La logique est simple : plus une régression est détectée tôt, moins elle coûte cher à corriger.
Les outils indispensables
Pas besoin d'un arsenal coûteux pour mener un audit sérieux. Trois outils couvrent l'essentiel :
- Google Search Console — la source de vérité pour la couverture d'index et les Core Web Vitals mesurés sur le terrain. Gratuite et indispensable.
- Un crawler type Screaming Frog — il simule le parcours de Google et remonte les pages orphelines, les redirections en chaîne, les balises manquantes ou en conflit.
- PageSpeed Insights — pour analyser la performance page par page et distinguer données de laboratoire et données terrain.
Combinés, ces trois outils suffisent à couvrir la quasi-totalité d'un audit technique. Le reste, c'est de la méthode et de l'interprétation.
Récap en checklist
Pour garder le cap, voici les cinq phases résumées. À dérouler dans l'ordre, sans en sauter une :
- Crawlabilité — robots.txt propre, CSS/JS non bloqués, sitemap XML à jour, maillage interne, budget de crawl maîtrisé.
- Indexation — balises noindex vérifiées, canonical correctes, aucun conflit entre les deux, couverture d'index contrôlée dans la Search Console.
- Performance — Core Web Vitals (LCP, INP, CLS), vitesse et données terrain au vert.
- Mobile & sécurité — indexation mobile-first, HTTPS partout, aucun contenu masqué sur mobile.
- Données structurées & signaux — Schema.org valide, fil d'Ariane, cohérence des title/meta/Hn.
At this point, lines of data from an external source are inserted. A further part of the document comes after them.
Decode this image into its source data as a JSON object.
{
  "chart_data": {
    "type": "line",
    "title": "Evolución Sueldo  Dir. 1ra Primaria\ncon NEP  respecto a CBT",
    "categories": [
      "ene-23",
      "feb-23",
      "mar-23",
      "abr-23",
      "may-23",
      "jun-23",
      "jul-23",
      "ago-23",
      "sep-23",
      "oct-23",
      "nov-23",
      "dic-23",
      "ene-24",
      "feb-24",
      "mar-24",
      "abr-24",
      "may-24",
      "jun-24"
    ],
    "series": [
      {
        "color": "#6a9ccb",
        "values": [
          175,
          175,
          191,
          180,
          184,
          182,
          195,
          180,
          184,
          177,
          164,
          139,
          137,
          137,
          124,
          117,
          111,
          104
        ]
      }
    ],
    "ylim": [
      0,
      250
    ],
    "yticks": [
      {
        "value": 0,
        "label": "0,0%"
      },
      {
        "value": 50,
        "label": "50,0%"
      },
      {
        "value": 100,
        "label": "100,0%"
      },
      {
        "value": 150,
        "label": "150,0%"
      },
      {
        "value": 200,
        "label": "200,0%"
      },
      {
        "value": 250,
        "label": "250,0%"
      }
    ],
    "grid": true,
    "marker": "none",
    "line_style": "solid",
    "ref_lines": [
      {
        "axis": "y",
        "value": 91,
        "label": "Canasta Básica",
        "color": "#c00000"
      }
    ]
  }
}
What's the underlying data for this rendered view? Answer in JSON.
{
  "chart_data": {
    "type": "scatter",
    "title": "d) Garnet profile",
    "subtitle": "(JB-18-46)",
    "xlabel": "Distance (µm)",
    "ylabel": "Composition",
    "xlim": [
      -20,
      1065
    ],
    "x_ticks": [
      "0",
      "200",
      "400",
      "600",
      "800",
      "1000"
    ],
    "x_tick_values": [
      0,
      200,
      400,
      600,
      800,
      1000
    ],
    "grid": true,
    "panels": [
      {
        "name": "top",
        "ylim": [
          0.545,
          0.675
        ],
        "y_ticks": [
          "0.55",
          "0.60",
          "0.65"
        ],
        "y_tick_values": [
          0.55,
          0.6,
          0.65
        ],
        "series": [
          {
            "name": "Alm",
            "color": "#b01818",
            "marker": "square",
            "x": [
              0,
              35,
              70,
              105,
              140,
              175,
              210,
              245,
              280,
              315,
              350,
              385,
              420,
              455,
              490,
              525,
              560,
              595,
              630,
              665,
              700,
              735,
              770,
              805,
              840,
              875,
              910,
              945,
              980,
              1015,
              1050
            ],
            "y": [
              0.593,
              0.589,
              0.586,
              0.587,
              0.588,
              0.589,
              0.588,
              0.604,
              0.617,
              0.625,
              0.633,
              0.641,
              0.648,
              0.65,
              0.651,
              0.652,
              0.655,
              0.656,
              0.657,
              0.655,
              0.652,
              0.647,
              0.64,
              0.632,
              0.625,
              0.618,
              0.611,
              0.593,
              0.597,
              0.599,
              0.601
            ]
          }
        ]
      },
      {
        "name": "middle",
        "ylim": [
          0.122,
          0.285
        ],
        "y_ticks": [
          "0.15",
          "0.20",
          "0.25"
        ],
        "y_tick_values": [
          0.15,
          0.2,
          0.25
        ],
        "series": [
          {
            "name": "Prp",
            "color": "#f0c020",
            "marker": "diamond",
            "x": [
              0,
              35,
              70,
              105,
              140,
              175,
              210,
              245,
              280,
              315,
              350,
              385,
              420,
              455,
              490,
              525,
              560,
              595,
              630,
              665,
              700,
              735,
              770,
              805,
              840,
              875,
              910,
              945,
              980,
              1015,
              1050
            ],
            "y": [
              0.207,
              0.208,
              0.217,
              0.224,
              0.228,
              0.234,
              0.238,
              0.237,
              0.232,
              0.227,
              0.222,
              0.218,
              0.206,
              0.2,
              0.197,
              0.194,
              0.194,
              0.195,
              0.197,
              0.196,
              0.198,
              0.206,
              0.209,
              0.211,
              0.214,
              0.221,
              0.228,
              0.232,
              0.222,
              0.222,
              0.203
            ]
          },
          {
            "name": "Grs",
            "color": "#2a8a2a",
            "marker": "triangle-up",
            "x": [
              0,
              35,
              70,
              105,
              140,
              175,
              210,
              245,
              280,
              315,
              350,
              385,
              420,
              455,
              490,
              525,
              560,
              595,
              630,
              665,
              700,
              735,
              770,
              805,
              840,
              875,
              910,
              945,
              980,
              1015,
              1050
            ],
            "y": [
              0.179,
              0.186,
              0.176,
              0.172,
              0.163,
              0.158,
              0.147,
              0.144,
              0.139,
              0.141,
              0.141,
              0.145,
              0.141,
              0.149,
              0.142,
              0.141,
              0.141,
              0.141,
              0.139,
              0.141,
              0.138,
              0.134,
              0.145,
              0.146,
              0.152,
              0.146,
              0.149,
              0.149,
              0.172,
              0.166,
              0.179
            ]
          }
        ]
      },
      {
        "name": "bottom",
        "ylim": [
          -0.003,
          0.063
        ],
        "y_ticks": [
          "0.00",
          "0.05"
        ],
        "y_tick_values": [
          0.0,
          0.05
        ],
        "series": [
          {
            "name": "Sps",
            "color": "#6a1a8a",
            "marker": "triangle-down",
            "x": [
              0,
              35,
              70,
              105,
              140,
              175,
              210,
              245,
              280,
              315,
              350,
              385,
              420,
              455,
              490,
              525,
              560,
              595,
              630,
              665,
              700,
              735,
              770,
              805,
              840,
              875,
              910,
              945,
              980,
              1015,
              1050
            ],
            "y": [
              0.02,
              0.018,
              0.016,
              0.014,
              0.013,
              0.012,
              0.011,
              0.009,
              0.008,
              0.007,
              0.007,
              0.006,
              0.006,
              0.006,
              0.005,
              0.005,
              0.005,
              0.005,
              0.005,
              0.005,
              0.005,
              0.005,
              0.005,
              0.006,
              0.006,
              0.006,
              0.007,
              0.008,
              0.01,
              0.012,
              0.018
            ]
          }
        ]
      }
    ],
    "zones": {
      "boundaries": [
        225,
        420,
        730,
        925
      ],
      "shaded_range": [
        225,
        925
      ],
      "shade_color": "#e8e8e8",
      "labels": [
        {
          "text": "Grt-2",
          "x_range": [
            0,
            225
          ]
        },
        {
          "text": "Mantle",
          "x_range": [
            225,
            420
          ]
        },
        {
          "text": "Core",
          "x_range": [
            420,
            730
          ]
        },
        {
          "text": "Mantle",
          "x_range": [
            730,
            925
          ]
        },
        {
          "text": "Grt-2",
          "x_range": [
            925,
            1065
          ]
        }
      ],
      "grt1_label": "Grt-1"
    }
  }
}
Le bon ordre : crawlabilité → indexation → performance → mobile & sécurité → données structurées. Chaque phase rend la suivante utile. Un audit bien mené, c'est ce que vous confie une agence SEO avant de toucher au contenu.
Questions fréquentes
Combien de temps prend un audit technique ?
Pour un site de taille moyenne, un audit complet prend généralement d'une demi-journée à quelques jours selon la profondeur souhaitée. Le crawl et la collecte des données sont rapides ; c'est l'interprétation et la priorisation des correctifs qui demandent le plus de soin.
Peut-on faire un audit technique soi-même ?
Oui, en partie. Avec Google Search Console, un crawler et PageSpeed Insights, on repère déjà beaucoup de choses. La limite tient à l'interprétation : distinguer un vrai problème d'un faux positif, et prioriser les corrections qui bougent réellement les positions demande de l'expérience.
À quelle fréquence faut-il auditer son site ?
Un audit complet au moins tous les six mois, et systématiquement avant et après un changement majeur (migration, refonte, changement de CMS ou de domaine). Entre deux, un monitoring mensuel léger et des points trimestriels suffisent à attraper les régressions tôt.
Faut-il tout corriger d'un coup ?
Non. Un bon audit hiérarchise les problèmes par impact et par effort. On traite d'abord ce qui bloque le crawl et l'indexation — le plus critique — puis la performance, et enfin les optimisations de signaux. Corriger dans le désordre fait perdre du temps et de l'énergie.